Substance P and vasoactive intestinal polypeptide but not calcitonin gene-related peptide concentrations are reduced in patients with moderate and severe ulcerative colitis

Abstract

Background and aims: Ulcerative colitis is a chronic inflammatory condition characterized by an altered intestinal immunoinflammatory response. Since increasing evidence indicates that neuropeptides play a key role in the regulation of gastrointestinal immune function, the aims of this study were: a) to determine tissue and plasma levels of Vasoactive Intestinal Polypeptide, Substance P, and Calcitonin Gene-Related Peptide in patients with ulcerative colitis, and b) to ascertain whether a relationship exists between tissue concentrations of neuropeptides and the histological grading of mucosal inflammation.
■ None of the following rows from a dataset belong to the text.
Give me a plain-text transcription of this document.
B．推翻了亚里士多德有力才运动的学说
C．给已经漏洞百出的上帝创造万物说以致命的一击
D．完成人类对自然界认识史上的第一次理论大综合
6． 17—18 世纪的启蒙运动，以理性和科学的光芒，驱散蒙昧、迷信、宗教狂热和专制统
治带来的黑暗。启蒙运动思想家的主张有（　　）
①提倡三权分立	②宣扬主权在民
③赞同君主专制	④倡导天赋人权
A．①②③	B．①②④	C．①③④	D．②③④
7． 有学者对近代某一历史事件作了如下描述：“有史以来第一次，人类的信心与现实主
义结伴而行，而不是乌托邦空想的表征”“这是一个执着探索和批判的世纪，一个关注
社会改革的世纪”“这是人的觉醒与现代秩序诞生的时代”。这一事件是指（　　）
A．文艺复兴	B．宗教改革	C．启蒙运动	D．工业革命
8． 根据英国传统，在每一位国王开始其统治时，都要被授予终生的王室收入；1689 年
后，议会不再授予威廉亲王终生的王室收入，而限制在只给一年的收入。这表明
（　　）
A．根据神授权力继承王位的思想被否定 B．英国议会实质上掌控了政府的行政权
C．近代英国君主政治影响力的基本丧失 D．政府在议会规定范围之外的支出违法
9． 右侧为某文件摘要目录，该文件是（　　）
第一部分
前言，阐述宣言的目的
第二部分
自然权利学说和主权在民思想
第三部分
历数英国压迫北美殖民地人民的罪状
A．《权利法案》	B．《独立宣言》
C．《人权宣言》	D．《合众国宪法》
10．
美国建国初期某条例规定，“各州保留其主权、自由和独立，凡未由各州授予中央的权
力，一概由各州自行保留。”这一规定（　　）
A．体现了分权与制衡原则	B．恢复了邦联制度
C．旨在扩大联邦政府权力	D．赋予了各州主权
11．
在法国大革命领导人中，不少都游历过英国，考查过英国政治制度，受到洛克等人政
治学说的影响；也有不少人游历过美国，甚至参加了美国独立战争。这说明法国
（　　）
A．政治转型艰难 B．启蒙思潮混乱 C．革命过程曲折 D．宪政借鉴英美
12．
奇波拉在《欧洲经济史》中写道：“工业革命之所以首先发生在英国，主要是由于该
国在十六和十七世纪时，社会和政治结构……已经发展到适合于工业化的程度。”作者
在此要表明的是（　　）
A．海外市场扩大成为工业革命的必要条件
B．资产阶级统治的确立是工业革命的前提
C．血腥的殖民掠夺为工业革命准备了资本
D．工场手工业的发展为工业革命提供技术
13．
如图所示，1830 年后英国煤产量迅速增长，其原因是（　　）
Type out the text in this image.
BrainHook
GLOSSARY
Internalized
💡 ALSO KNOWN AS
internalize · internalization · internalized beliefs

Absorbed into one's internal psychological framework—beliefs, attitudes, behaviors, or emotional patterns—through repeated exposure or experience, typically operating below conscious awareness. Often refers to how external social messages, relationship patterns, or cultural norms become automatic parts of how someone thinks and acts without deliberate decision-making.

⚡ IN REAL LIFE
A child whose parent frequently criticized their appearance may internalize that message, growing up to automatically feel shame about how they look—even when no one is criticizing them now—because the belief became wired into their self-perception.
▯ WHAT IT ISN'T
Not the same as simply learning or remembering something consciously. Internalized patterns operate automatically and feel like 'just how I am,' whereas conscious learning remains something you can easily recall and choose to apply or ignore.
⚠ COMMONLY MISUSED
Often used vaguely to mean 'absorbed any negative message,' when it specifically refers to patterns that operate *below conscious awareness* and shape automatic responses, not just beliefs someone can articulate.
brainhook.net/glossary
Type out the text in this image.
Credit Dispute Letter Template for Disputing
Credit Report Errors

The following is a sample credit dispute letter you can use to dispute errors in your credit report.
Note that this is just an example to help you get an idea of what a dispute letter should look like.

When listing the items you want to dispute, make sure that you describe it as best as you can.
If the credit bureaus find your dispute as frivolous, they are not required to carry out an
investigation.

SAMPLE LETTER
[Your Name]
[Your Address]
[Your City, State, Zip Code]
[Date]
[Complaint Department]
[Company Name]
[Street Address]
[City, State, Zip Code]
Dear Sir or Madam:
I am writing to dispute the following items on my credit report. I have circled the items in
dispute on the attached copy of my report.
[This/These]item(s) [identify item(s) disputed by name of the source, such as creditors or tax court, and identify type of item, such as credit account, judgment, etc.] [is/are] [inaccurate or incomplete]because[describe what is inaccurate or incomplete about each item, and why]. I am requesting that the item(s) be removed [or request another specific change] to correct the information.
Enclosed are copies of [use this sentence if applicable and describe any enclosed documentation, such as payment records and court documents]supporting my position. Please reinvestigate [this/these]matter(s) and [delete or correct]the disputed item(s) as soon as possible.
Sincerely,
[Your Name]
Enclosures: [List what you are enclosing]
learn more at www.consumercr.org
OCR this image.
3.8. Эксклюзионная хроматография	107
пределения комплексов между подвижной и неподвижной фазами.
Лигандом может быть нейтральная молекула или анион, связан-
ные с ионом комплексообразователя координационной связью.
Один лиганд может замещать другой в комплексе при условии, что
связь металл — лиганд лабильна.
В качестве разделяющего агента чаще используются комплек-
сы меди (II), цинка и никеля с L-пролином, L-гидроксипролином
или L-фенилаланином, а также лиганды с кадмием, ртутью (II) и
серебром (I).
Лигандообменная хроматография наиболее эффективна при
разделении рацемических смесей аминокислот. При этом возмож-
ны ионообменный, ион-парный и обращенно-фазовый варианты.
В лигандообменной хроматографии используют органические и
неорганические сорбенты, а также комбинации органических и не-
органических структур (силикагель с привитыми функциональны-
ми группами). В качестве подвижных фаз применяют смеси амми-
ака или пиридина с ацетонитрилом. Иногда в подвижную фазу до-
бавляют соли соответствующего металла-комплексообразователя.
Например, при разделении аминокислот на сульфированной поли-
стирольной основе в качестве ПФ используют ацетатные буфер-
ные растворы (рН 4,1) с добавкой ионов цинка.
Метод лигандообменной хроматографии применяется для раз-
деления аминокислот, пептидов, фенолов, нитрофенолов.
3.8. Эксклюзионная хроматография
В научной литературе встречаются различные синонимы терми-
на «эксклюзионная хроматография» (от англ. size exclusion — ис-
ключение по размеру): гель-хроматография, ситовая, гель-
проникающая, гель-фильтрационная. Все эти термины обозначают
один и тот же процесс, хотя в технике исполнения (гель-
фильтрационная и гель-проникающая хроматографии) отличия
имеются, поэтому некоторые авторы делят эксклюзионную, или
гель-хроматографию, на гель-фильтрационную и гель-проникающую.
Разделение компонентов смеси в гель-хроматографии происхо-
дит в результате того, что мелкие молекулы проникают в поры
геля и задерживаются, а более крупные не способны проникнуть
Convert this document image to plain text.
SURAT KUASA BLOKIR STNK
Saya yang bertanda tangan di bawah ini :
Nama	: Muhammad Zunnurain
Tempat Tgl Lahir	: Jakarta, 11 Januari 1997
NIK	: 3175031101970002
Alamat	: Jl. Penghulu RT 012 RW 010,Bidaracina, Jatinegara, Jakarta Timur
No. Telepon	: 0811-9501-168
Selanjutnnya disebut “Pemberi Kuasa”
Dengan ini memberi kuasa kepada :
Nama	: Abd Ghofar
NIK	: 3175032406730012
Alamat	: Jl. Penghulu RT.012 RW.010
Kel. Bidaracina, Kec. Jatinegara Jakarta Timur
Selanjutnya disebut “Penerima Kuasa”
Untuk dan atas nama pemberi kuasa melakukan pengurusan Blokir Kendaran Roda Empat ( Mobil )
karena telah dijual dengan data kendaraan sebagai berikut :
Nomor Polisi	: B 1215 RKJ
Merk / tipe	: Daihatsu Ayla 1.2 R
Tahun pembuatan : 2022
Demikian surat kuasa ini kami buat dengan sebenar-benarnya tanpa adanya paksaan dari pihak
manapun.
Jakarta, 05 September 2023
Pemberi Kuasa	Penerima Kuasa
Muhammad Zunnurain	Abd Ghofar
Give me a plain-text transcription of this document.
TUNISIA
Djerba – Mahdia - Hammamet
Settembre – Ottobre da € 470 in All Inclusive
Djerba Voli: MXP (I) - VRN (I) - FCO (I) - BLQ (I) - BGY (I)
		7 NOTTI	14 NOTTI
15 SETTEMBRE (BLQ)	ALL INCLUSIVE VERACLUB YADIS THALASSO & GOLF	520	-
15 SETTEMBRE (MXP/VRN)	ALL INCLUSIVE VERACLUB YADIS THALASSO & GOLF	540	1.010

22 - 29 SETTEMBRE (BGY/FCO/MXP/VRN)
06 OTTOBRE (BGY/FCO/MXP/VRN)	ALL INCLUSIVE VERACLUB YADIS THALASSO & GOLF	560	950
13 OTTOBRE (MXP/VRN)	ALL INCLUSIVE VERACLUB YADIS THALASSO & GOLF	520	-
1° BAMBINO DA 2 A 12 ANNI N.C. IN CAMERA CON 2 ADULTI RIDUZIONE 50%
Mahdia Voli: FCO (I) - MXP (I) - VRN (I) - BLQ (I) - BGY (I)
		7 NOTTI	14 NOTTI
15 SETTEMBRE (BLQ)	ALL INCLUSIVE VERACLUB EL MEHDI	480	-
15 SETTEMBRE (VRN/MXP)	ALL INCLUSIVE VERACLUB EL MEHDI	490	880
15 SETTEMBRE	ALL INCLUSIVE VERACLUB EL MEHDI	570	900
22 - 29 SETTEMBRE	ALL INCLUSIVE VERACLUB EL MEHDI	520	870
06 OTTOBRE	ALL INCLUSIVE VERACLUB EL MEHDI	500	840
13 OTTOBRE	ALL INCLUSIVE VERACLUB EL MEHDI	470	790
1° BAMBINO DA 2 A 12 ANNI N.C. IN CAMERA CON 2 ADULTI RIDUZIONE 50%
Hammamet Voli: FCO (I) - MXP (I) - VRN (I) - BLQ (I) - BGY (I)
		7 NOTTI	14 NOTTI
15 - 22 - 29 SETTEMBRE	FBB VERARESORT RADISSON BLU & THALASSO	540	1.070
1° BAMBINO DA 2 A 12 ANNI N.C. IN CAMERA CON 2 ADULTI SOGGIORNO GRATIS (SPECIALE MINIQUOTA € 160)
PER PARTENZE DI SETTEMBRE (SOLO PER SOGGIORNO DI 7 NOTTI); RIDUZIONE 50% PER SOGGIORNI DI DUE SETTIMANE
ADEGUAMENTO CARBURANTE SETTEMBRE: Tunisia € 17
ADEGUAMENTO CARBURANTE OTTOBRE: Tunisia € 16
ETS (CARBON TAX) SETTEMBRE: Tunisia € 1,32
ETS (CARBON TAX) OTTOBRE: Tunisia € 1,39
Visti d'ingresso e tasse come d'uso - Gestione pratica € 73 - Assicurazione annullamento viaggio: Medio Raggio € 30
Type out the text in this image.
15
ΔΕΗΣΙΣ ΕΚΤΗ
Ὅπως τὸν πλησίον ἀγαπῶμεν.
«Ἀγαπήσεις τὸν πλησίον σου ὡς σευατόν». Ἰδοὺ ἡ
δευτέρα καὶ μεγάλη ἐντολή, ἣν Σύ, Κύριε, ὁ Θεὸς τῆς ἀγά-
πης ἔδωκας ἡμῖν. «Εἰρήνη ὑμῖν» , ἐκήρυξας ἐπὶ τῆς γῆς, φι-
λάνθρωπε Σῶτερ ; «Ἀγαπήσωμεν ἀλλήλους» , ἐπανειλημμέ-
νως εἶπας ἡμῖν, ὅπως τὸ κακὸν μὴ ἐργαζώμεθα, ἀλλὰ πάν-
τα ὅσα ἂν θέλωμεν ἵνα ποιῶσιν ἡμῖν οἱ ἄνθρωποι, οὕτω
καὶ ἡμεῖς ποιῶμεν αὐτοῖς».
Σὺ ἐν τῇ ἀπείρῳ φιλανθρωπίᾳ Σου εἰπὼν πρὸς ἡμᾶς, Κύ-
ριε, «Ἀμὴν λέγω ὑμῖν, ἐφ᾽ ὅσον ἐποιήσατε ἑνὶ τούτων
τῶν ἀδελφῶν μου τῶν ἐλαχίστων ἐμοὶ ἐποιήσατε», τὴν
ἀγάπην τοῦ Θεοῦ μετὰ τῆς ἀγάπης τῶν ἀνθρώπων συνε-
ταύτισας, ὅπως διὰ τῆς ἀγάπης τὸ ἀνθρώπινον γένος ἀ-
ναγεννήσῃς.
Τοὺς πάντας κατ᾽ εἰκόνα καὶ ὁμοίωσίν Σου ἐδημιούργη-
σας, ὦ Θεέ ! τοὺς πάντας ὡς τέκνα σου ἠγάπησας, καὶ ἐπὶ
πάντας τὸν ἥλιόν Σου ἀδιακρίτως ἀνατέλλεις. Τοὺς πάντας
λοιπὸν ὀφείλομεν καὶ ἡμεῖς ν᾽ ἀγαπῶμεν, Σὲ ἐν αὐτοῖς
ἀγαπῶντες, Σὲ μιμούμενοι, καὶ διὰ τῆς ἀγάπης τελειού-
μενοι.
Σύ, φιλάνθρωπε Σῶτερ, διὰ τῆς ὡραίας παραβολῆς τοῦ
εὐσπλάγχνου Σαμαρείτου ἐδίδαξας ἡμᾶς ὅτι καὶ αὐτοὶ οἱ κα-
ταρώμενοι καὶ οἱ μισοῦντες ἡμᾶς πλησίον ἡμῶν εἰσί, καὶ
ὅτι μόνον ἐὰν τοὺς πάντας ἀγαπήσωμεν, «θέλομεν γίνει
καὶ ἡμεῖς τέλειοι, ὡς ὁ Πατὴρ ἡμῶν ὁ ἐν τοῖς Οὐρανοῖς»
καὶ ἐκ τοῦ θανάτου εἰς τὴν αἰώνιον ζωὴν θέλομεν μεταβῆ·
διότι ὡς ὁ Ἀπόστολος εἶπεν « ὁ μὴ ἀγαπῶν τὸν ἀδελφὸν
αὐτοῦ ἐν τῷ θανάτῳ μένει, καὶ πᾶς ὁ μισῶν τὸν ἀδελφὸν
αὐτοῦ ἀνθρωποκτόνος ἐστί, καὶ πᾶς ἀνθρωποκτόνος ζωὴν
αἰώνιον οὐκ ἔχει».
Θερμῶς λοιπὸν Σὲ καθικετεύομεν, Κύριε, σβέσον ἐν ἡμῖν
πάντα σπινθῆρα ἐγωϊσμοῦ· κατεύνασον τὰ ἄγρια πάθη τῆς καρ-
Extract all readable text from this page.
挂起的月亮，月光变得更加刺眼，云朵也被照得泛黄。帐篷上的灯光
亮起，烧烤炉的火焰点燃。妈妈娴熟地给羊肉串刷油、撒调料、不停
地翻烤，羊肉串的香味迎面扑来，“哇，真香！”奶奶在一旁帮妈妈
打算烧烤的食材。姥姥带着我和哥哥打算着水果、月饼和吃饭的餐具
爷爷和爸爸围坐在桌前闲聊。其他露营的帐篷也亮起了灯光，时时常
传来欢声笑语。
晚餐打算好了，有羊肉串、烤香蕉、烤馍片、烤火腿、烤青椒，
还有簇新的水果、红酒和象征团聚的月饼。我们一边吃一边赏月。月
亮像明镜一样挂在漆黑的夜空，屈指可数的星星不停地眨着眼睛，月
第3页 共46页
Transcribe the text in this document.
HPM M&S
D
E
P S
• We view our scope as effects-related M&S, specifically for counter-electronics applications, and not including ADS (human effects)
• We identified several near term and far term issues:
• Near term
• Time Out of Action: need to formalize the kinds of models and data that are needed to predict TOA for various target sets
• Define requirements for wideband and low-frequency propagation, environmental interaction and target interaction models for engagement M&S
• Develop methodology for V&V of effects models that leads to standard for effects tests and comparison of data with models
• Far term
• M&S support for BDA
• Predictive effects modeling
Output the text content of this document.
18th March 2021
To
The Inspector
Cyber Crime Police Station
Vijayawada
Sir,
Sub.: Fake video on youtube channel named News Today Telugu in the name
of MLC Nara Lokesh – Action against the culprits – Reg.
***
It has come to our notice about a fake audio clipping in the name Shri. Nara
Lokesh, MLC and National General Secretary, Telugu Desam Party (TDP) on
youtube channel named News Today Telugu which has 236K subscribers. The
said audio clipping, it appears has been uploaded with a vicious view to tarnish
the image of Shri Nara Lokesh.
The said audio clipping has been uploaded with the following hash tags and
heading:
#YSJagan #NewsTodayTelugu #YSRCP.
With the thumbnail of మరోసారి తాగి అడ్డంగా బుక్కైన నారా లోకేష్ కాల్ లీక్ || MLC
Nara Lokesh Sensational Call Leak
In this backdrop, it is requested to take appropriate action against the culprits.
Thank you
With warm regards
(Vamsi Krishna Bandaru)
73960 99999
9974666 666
Methods: A total of 29 patients with active and 39 with inactive ulcerative colitis, and 16 control subjects took part in the study. Biopsy specimens of colonic mucosa and blood samples were obtained from each subject, and neuropeptide concentrations were measured by sensitive and specific radioimmunoassays.

Results: Both Vasoactive Intestinal Polypeptide and Substance P concentrations were found to be significantly reduced in endoscopic biopsy specimens of patients with ulcerative colitis compared to controls (p < 0.01 and p = 0.05, respectively), and the reduction appeared to be related to the degree of mucosal inflammation; in contrast, Calcitonin Gene-Related Peptide tissue levels were unchanged. In addition, there was no significant difference in the neuropeptide plasma levels between ulcerative colitis patients and control subjects.

Conclusions: Taken together, our results suggest that the reduction of Vasoactive Intestinal Polypeptide and Substance P is probably a secondary phenomenon, correlated with the degree of mucosal inflammation; whatever the mechanism, the decreased availability of these neuropeptides in the local microenvironment may play an important role in the pathogenesis of ulcerative colitis, by affecting many components of the normal immune response. Moreover, based on our data, the measurement of neuropeptide plasma concentrations does not appear to be a useful tool to monitor disease activity.